0610.HK — Deck
Wai Kee Holdings is a Hong Kong family-controlled holding company built around a 58%-owned civil-engineering contractor, Build King, and a 44.5% equity-method stake in distressed China-property developer Road King.
Market cap prints at 32% of consolidated net cash because one impaired associate owns the whole story.
- Below net cash. HK$730M market cap against HK$2.27B of consolidated net cash — HK$2.86 of net cash per share versus a HK$0.92 stock. The market is implicitly valuing the contractor stub at roughly negative HK$2.00 per share.
- The drag. 44.52%-owned Road King defaulted on US$22.6M of offshore note interest on 14 August 2025 — the first Hong Kong developer offshore default of this cycle. Wai Kee's 1H25 share-of-loss alone: HK$906M.
- The engine. Build King — the 58.33%-consolidated contractor running 97% of reported revenue — holds a HK$33.6B backlog worth 2.2× annual revenue and earned HK$179M in 1H25, up 20% year on year.
Cash flow tells a different story than reported earnings.

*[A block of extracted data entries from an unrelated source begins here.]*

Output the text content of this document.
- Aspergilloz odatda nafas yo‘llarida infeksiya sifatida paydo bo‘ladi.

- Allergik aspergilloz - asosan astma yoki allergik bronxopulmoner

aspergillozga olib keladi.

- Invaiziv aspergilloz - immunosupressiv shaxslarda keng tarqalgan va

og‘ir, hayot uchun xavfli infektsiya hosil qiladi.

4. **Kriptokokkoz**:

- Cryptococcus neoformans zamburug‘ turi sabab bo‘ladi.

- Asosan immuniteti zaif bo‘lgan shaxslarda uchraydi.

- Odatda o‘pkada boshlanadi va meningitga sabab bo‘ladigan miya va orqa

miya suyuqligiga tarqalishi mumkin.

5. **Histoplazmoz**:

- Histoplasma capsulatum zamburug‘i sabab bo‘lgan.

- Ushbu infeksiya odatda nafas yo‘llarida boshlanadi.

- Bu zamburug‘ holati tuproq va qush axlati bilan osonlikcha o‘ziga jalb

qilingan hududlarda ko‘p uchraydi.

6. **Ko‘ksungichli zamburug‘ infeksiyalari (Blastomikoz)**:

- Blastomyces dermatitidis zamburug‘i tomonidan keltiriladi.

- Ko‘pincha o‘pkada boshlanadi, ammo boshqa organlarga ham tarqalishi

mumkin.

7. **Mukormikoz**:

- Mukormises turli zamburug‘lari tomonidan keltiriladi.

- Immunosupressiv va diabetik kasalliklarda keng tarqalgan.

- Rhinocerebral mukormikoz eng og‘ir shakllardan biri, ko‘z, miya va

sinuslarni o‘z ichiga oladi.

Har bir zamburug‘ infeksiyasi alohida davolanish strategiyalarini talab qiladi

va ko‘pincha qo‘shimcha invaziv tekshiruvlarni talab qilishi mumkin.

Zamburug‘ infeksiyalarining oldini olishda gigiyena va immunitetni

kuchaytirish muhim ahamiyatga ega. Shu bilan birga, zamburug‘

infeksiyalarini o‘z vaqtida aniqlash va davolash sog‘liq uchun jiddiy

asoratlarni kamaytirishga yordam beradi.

Reported net income has been deeply negative for four straight years, driven almost entirely by equity-method losses at Road King plus the FY24 HK$1.51B impairment of that stake. Consolidated operating cash flow stayed positive every year — cumulative 10-year OCF of HK$3.8B against reported earnings of roughly HK$560M, with the gap almost entirely non-cash associate charges. For the numbers to hold, Build King has to keep converting its HK$33.6B backlog at 3–5% margins and the HK$2.27B cash must stay insulated from any Road King scheme of arrangement.
Alignment is deep; the independent checks just thinned.
- Zen family, three generations. Brothers Derek (37.32%) and William (30.99%) Zen own 63.25% jointly. William resigned as chairman on 21 June 2025; Derek consolidated CEO+chair the same day; William's son Hayley joined the board on 12 August 2025. A bank covenant locks family ownership above 40%.
- Two NEDs vanished in one day. Both Chow Tai Fook-linked non-executives — Brian Cheng and Gilbert Ho — resigned together on 26 June 2024 and were never replaced. Chow Tai Fook still holds 11.49% and is ultimate parent of the 47% top customer.
- Two INEDs hold Road King debt. Two of four 'independent' directors personally own US$356K and US$1.93M of Road King senior notes while sitting on the audit committee that supervised the HK$1.51B impairment of that same associate.
Lean pass for most — the Road King scheme is the one event that flips the call.
- For. Market cap is 32% of consolidated net cash. The probability-weighted target across scenarios in the tabs is roughly HK$1.38 — a ~50% implied return over two-to-three years from HK$0.92.
- For. Build King's HK$33.6B backlog covers FY26–FY27 revenue; 1H25 attributable profit rose 20%; Paul Y's February 2025 liquidation removed a tier-one bidder from the HK civil pool.
- Against. The 14 August 2025 Road King default killed the 'impairment is terminal' premise — another HK$1.5–2.0B of associate writedowns is plausible on top of the HK$1.51B already taken in FY24.
- Against. Median turnover is HK$42K per day and dividends have been zero for three consecutive years — institutionally uninvestable, and the natural yield-buyer base is gone.
Watchlist to re-rate: Road King scheme-of-arrangement approval (expected mid-2026); Build King backlog at each semi-annual print — watch the HK$25B floor; any dividend reinstatement at the August 2026 interims.